Prime Minister Gaston Browne has acknowledged receipt of correspondence sent by attorney Charlesworth Tabor on behalf of his client Vere Bird III asking that he apologizes for statements he made on Facebook just a month ago.
Bird’s letter, dated December 4th, 2019, gave Prime Minister Browne seven days to respond with specific actions to include a retraction his social media post.
The prime minister’s response, however, is that there will be no apology forthcoming and to let Vere Bird know that, “he needs psychiatric treatment.”
The Facebook post published concerned an alleged Cabinet decision giving Bird an acre of land for a purchase price of twenty-five thousand dollars.
The letter to the prime minister asserted that, “concocting a deal to sell himself land at a Parliamentary rate… this allegation, you should be aware is scandalous and patently false.”
The attorney further asserted that the prime minister’s statement, “has lowered the perception of my client in the eyes of right-thinking members of this society and exposed him to hatred, odium, ridicule and contempt.”
The letter then requested that Browne, “(1) immediately retract the defamatory statement and remove it from your Facebook page. (2) provide an apology to my client in terms to approved by him. (3) give an assurance and undertaking in writing that you will not repeat the publication of these or similar allegations concerning my client and (4) provide an offer in damages (compensation) to properly compensate my client for the defamatory statement made by you and the injury to my client’s reputation, the distress caused to him and the costs to which he has been put in the matter.”
Bird said that, “By the end of the week, next week, he will receive his lawsuit.
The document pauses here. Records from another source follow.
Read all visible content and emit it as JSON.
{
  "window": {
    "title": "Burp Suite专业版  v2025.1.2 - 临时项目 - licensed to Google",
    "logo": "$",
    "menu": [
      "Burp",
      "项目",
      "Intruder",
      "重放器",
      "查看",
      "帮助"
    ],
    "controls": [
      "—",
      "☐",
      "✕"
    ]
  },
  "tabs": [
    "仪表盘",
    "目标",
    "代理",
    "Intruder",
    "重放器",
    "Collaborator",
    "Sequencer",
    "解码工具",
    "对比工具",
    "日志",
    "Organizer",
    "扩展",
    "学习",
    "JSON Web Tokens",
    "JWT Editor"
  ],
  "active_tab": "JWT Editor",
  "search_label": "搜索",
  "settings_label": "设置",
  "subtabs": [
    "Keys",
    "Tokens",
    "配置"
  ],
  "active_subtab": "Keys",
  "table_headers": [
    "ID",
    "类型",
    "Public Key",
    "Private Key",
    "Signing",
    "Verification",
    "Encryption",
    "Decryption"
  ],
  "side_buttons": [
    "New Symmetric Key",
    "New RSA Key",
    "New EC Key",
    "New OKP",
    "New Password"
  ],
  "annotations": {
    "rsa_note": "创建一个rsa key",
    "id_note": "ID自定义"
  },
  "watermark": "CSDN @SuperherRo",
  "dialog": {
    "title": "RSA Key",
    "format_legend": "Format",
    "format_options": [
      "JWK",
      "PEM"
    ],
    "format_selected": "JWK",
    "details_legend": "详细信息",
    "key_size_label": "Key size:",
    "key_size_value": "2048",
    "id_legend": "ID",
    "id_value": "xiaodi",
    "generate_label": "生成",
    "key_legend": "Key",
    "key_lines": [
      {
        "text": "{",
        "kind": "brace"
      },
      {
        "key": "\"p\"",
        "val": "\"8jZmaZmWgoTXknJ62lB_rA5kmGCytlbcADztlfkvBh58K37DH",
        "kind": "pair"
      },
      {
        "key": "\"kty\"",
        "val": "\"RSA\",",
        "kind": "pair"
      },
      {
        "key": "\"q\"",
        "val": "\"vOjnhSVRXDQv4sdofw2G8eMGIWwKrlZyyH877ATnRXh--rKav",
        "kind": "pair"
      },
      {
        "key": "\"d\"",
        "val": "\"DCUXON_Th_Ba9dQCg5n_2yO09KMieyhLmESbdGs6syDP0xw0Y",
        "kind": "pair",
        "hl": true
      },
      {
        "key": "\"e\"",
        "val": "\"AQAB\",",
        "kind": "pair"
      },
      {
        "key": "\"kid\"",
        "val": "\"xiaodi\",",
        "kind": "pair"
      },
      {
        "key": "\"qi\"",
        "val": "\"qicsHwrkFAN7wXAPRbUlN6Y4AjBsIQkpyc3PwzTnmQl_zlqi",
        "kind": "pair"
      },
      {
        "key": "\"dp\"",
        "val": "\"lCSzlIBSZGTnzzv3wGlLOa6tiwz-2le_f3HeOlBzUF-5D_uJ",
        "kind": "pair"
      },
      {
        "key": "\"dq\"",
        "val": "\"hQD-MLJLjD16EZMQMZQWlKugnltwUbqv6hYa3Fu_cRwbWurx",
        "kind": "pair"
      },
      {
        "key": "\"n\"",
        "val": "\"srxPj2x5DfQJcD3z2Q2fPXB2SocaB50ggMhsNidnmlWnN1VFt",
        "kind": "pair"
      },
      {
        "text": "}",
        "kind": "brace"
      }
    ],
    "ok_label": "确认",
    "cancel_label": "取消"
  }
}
I already drafted it. I drafted it myself. I didn’t do it out of emotion… so the lawsuit is already there for him.”
This news of Browne’s unwillingness to apologize and recant his statement will come as no surprise to Bird, as Bird preempted the prime minister’s response: “Of course he’s not going to accept. He’s going to rile up and act all foolish.”
“But he can go and take his statements to court,” Bird added, “and let the judge hear what he has to say.”